The U.S. Environmental Protection Agency (EPA) has released new guidance on best practices to improve indoor air quality (IAQ) as part of the administration’s overall pandemic response plan for combating COVID-19.
Called the “Clean Air in Buildings Challenge,” the guidance advises, “[b]uilding owners and operators should engage experts, facilities managers, and others who are skilled, trained, and/or certified in HVAC work to develop and implement plans to improve IAQ and manage air flows.”
Recommended Best Practices
The guidance outlines the steps building owners and operators should take:
- Create an action plan for clean indoor air in buildings that assesses indoor air quality, plans for upgrades and improvements, and includes HVAC inspections and maintenance. This involves first determining how clean outdoor air is brought into the building and distributed to all occupied spaces and understanding and documenting how the building’s HVAC systems work. The guidance recommends working with an HVAC expert to assess and inspect systems for ventilation, filtration, and air cleaning. The assessment should determine whether carbon dioxide monitors are needed, determine how much clean air (outdoor air + filtered HVAC recirculation air) is needed, measure air delivery for each room or space, and determine whether particular spaces need a different direction of air flow.

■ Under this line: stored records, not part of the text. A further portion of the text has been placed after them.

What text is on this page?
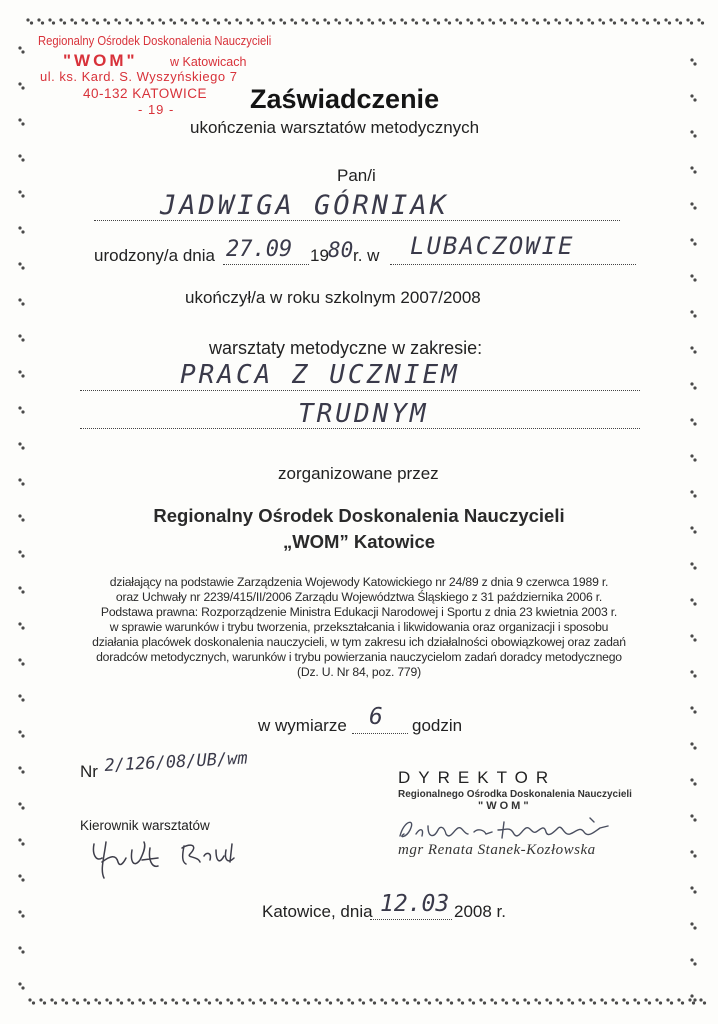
Regionalny Ośrodek Doskonalenia Nauczycieli
"WOM"	w Katowicach
ul. ks. Kard. S. Wyszyńskiego 7
40-132 KATOWICE
- 19 -	Zaświadczenie
ukończenia warsztatów metodycznych
Pan/i
JADWIGA GÓRNIAK
urodzony/a dnia 27.09 19 80 r. w LUBACZOWIE
ukończył/a w roku szkolnym 2007/2008
warsztaty metodyczne w zakresie:
PRACA Z UCZNIEM
TRUDNYM
zorganizowane przez
Regionalny Ośrodek Doskonalenia Nauczycieli
„WOM” Katowice
działający na podstawie Zarządzenia Wojewody Katowickiego nr 24/89 z dnia 9 czerwca 1989 r.
oraz Uchwały nr 2239/415/II/2006 Zarządu Województwa Śląskiego z 31 października 2006 r.
Podstawa prawna: Rozporządzenie Ministra Edukacji Narodowej i Sportu z dnia 23 kwietnia 2003 r.
w sprawie warunków i trybu tworzenia, przekształcania i likwidowania oraz organizacji i sposobu
działania placówek doskonalenia nauczycieli, w tym zakresu ich działalności obowiązkowej oraz zadań
doradców metodycznych, warunków i trybu powierzania nauczycielom zadań doradcy metodycznego
(Dz. U. Nr 84, poz. 779)
w wymiarze 6 godzin
Nr 2/126/08/UB/wm
DYREKTOR
Regionalnego Ośrodka Doskonalenia Nauczycieli
"WOM"
mgr Renata Stanek-Kozłowska
Kierownik warsztatów
Katowice, dnia 12.03 2008 r.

Building owners or operators should have an HVAC expert verify the system is working properly through testing and create a preventive maintenance schedule, including filter replacements and upgrades or improvements as needed.
- Optimize fresh air ventilation by bringing in and circulating clean outdoor air indoors. Ensure outdoor air is acceptably clean or is adequately filtered as it is brought into the building, run HVAC systems during all hours when the building is occupied and even for an hour or two after the building when the building is unoccupied to circulate fresh air, ensure exhaust fans in bathrooms are functioning and running when the building is occupied, increase the volume of clean, outdoor air at times of higher risk (e.g., at times of elevated risk of COVID-19), adjust HVAC settings while considering thermal comfort, humidity, outdoor air quality, and energy use, and, as much as possible, enable cross ventilation by opening windows and doors at opposite sides of the room or building.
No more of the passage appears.